Moot Parliament Programme


The Moot Parliament Programme is a year-long programme organised by the Ministry of Education, in collaboration with expert-mentor volunteers, trainers, evaluators and law students from NUS and SMU. The programme aims to educate upper secondary Gifted Education/Integrated Programme pupils on the Singaporean model of democratic government, and Parliament as a legislative institution. It also aims to enhance their interest in Parliamentary debates and legislation through building their knowledge of the democratic Parliamentary process in action.

The project aims to instil a sense of ownership and ‘rootedness’ to Singapore amongst highly able teenagers through experiential learning, which takes the form of researching social and community issues, drafting legislation, and role-playing active leadership in moot Parliament – all with the guidance of expert and student mentors.

Recent events that have been undertaken (October 2016-May2017):

  • MPP Symposium where participants learn more about Singapore’s governance, and the importance of active citizenry in a democratic state like ours. They are also split into groups to learn about various community issues via presentations by the student-mentors.
  • Structured mentor-mentee meetings where participants consult their expert and student mentors for help in their research writing and debating progress.

Events to come (July-August 2017):

  • Bill writing workshop: participants learn how to draft mock bills
  • Debates at Parliament House for the bills the participants propose

Moot Parliament Programme


We work closely with the aforementioned upper secondary students.
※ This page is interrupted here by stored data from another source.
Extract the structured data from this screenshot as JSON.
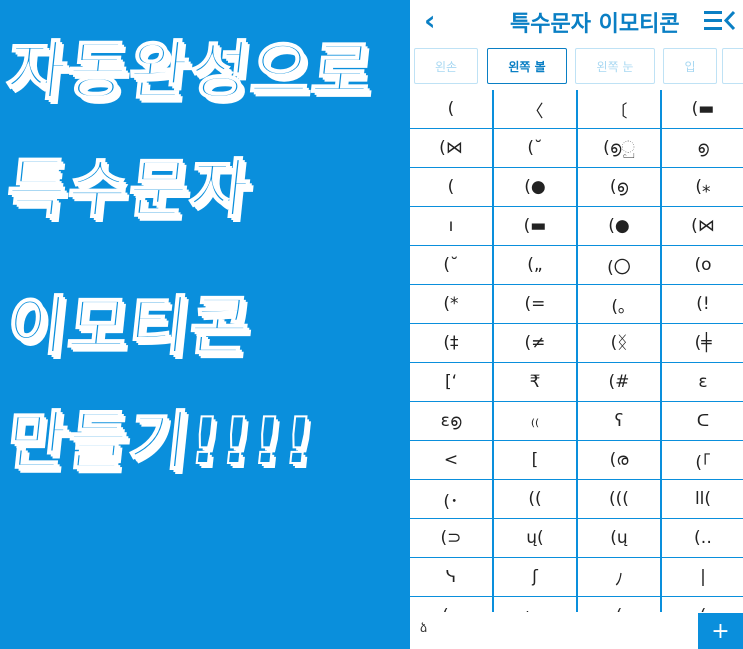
{
  "promo": {
    "line1": "자동완성으로",
    "line2": "특수문자",
    "line3": "이모티콘",
    "line4": "만들기!!!!"
  },
  "header": {
    "back_icon": "chevron-left-icon",
    "title": "특수문자 이모티콘",
    "menu_icon": "menu-arrow-icon"
  },
  "tabs": [
    {
      "label": "왼손",
      "active": false
    },
    {
      "label": "왼쪽 볼",
      "active": true
    },
    {
      "label": "왼쪽 눈",
      "active": false
    },
    {
      "label": "입",
      "active": false
    },
    {
      "label": "",
      "active": false
    }
  ],
  "grid": [
    [
      "(",
      "〈",
      "〔",
      "(▬"
    ],
    [
      "(⋈",
      "(˘",
      "(൭ු",
      "൭"
    ],
    [
      "(",
      "(●",
      "(൭",
      "(⁎"
    ],
    [
      "ı",
      "(▬",
      "(●",
      "(⋈"
    ],
    [
      "(˘",
      "(„",
      "(〇",
      "(o"
    ],
    [
      "(*",
      "(=",
      "(｡",
      "(!"
    ],
    [
      "(‡",
      "(≠",
      "(ᛝ",
      "(╪"
    ],
    [
      "[ʻ",
      "₹",
      "(#",
      "ɛ"
    ],
    [
      "ɛ൭",
      "₍₍",
      "ʕ",
      "ᑕ"
    ],
    [
      "<",
      "[",
      "(ര",
      "(「"
    ],
    [
      "(･",
      "((",
      "(((",
      "ll("
    ],
    [
      "(⊃",
      "ų(",
      "(ų",
      "(‥"
    ],
    [
      "ᓭ",
      "ʃ",
      "ﾉ",
      "|"
    ],
    [
      "(‥",
      "(ヽ",
      "(",
      "("
    ]
  ],
  "bottombar": {
    "input_text": "ձ",
    "add_label": "+"
  },
  "colors": {
    "brand_blue": "#0a8fdc",
    "title_blue": "#0a7fc4"
  }
}
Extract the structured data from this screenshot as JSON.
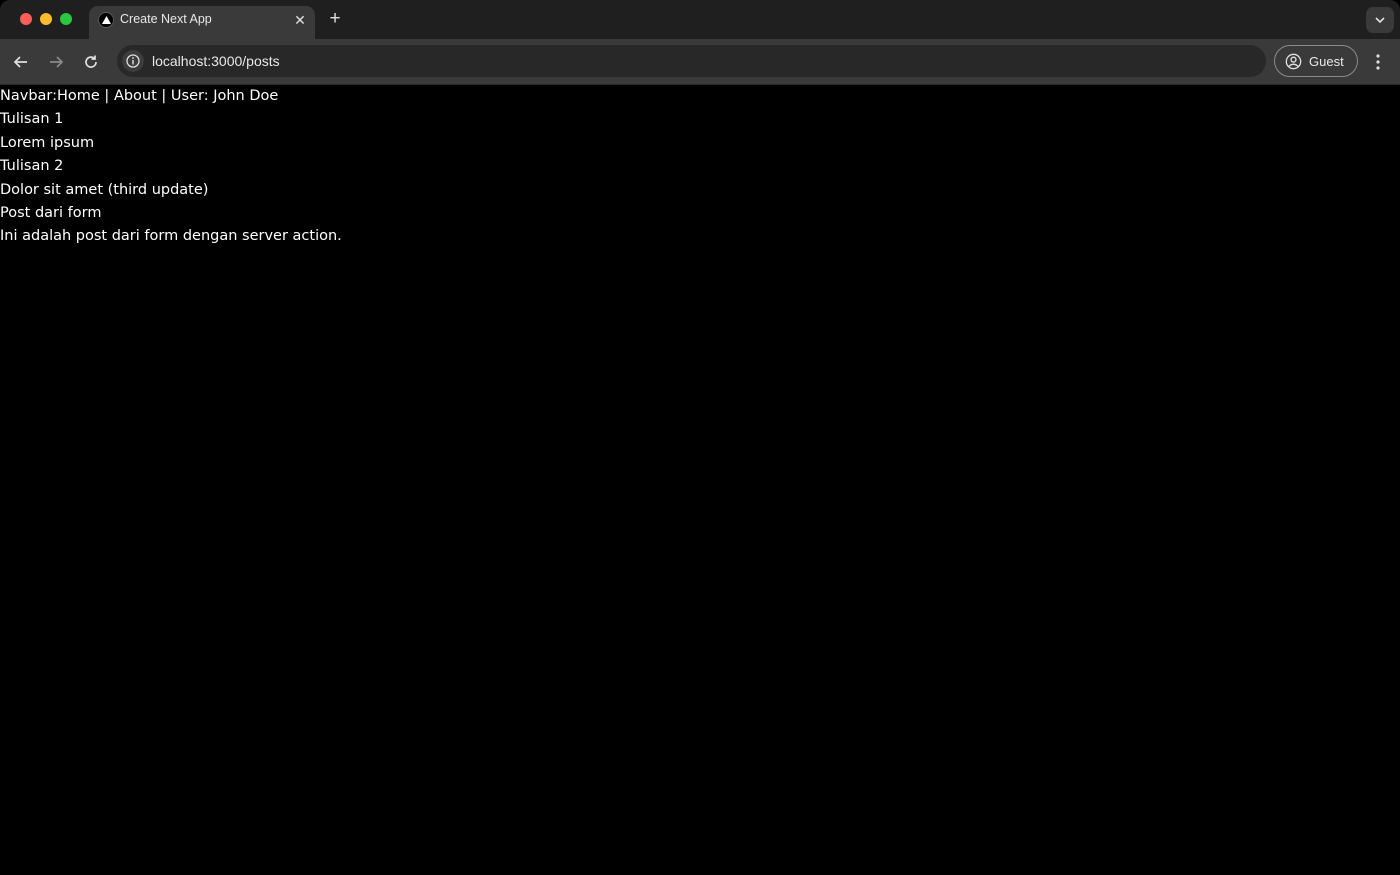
{
  "browser": {
    "tab": {
      "title": "Create Next App"
    },
    "address_bar": {
      "url": "localhost:3000/posts"
    },
    "profile": {
      "label": "Guest"
    }
  },
  "page": {
    "navbar": {
      "prefix": "Navbar:",
      "home": "Home",
      "sep1": " | ",
      "about": "About",
      "sep2": " | ",
      "user": "User: John Doe"
    },
    "posts": [
      {
        "title": "Tulisan 1",
        "body": "Lorem ipsum"
      },
      {
        "title": "Tulisan 2",
        "body": "Dolor sit amet (third update)"
      },
      {
        "title": "Post dari form",
        "body": "Ini adalah post dari form dengan server action."
      }
    ]
  }
}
In the structured mentor-mentee meetings, our volunteers will have the chance to interact with both the students and an expert-mentor volunteer in a small-group setting. They will also correspond with the students and the expert-mentor outside the structured meetings. Throughout the course of the programme, they will also likely be able to interact with fellow NUS/SMU student-mentors.


“I have learnt to be more empathetic towards the underprivileged individuals in our community. Through our research and interaction with them – their problems are no longer case studies on a textbook but rather, real life difficulties that many face on a daily basis. This has taught me to understand how privileged I am, and also to constantly question how I am able to offer help and support to the underprivileged in my community.” – Laura, Secondary 3 MPP 2015/16 Participant from Raffles Girls’ School

At the end of our last debate training, the nature of our conversation with the girls took a different turn at the end. The girls confided in us informally about the stress and pains they were going through in their lives. I personally felt that some of what they were going through was “not right”, but this was not something I could change for them, and all I could do was listen to them as a friend and encourage them to press on.In our interactions with these girls, I saw how there are many things in the world that are “not right”, and how most of these things cannot be made “right” instantly or at the same time. What I did see, however, was how the little we did, both as mentors and students, were a start. And for most things that are “not right” in this world, a start is what we sorely need. The girls eventually won best speaker and champion debate team.”– Daniel Foo (Y3), mentor and head of MPP 2016/2017


Student mentors must commit to a time period from October to August. Key events within this time period include the MPP Symposium, structured mentor-mentee meetings, and the eventual Parliamentary debates themselves, outside of which student mentors can meet and mentor their teams at their own discretion.